US probes racism Sikh deaths

WASHINGTON
US probes racism Sikh deaths

Sikhs participate during a prayer vigil at the Sikh Religious Society temple in Palatine. A gunman killed six Sikhs at a temple. AP photo

A gunman who killed six worshippers at a Wisconsin Sikh temple played in white supremacist heavy metal bands and posted frequent comments on Internet forums for skinheads, repeatedly exhorting members to act more decisively to support their cause, according to Internet records.

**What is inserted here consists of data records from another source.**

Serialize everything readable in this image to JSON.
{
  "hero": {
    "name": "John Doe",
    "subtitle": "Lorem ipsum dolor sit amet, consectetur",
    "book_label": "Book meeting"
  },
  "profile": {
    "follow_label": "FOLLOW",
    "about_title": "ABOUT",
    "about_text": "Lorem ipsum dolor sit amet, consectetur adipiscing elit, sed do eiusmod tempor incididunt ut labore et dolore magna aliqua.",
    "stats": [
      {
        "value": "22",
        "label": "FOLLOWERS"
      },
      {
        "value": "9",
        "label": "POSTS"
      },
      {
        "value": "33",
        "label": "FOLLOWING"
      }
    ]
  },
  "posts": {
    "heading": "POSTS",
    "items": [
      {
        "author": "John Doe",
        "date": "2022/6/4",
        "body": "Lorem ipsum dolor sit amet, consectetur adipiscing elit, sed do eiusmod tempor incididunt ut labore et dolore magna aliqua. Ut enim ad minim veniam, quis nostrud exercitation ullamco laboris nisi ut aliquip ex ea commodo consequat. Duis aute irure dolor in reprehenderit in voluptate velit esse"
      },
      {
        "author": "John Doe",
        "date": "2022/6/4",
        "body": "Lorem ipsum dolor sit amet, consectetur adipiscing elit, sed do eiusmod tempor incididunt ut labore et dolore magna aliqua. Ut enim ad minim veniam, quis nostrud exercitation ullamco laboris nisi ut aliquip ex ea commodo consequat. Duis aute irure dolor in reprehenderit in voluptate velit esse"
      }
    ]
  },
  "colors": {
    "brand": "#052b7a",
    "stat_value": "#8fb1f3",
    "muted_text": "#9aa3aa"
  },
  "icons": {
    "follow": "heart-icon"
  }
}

“If you want to meet people, get involved and become active,” Wade Michael Page wrote last year, “stop hiding behind the computer or making excuses.” A day after Page’s Aug. 5 rampage, authorities were trying to determine if the 40-year-old Army veteran was taking his own advice when he opened fire on total strangers at the gurdwara. Detectives said it might be impossible to know for sure, but material left on the Internet, as well as a checkered Army career, suggested he was a white supremacist who wanted to see his beliefs advanced with action. Page, who was shot to death by police, described himself as a member of the “Hammerskins Nation,” a skinhead group rooted in Texas with branches in Australia and Canada, according to the SITE Monitoring Service, a Maryland-based private intelligence firm that searches the Internet for extremist activity. Between March 2010 and the middle of this year, Page posted 250 messages on one skinhead site and appeared eager to recruit others, according to the Associated Press. In March 2011, he advertised a “family friendly” barbecue in North Carolina, imploring others to attend. In an April message, Page said: “Passive submission is indirect support to the oppressors. Stand up for yourself and live the 14 words,” a reference to a common white supremacist mantra.

The bald, heavily tattooed bassist trained in psychological warfare before he was demoted and discharged from the Army more than a decade ago. After leaving the military, he became active in the obscure underworld of white supremacist music, playing in bands with names such as Definite Hate and End Apathy.

Message from Obama


Mark Potok, a senior fellow at the Southern Poverty Law Center, a nonprofit civil rights organization in Montgomery, Alabama, described Page as a “frustrated neo-Nazi” whose bands’ sinister-sounding names seemed to “reflect what he went out and actually did.” Their lyrics talked about genocide against Jews and other minorities.

U.S. President Barack Obama said mass killings, like the one at the Sikh temple, were happening with “too much regularity” and should prompt soul searching by all Americans on ways to reduce gun violence.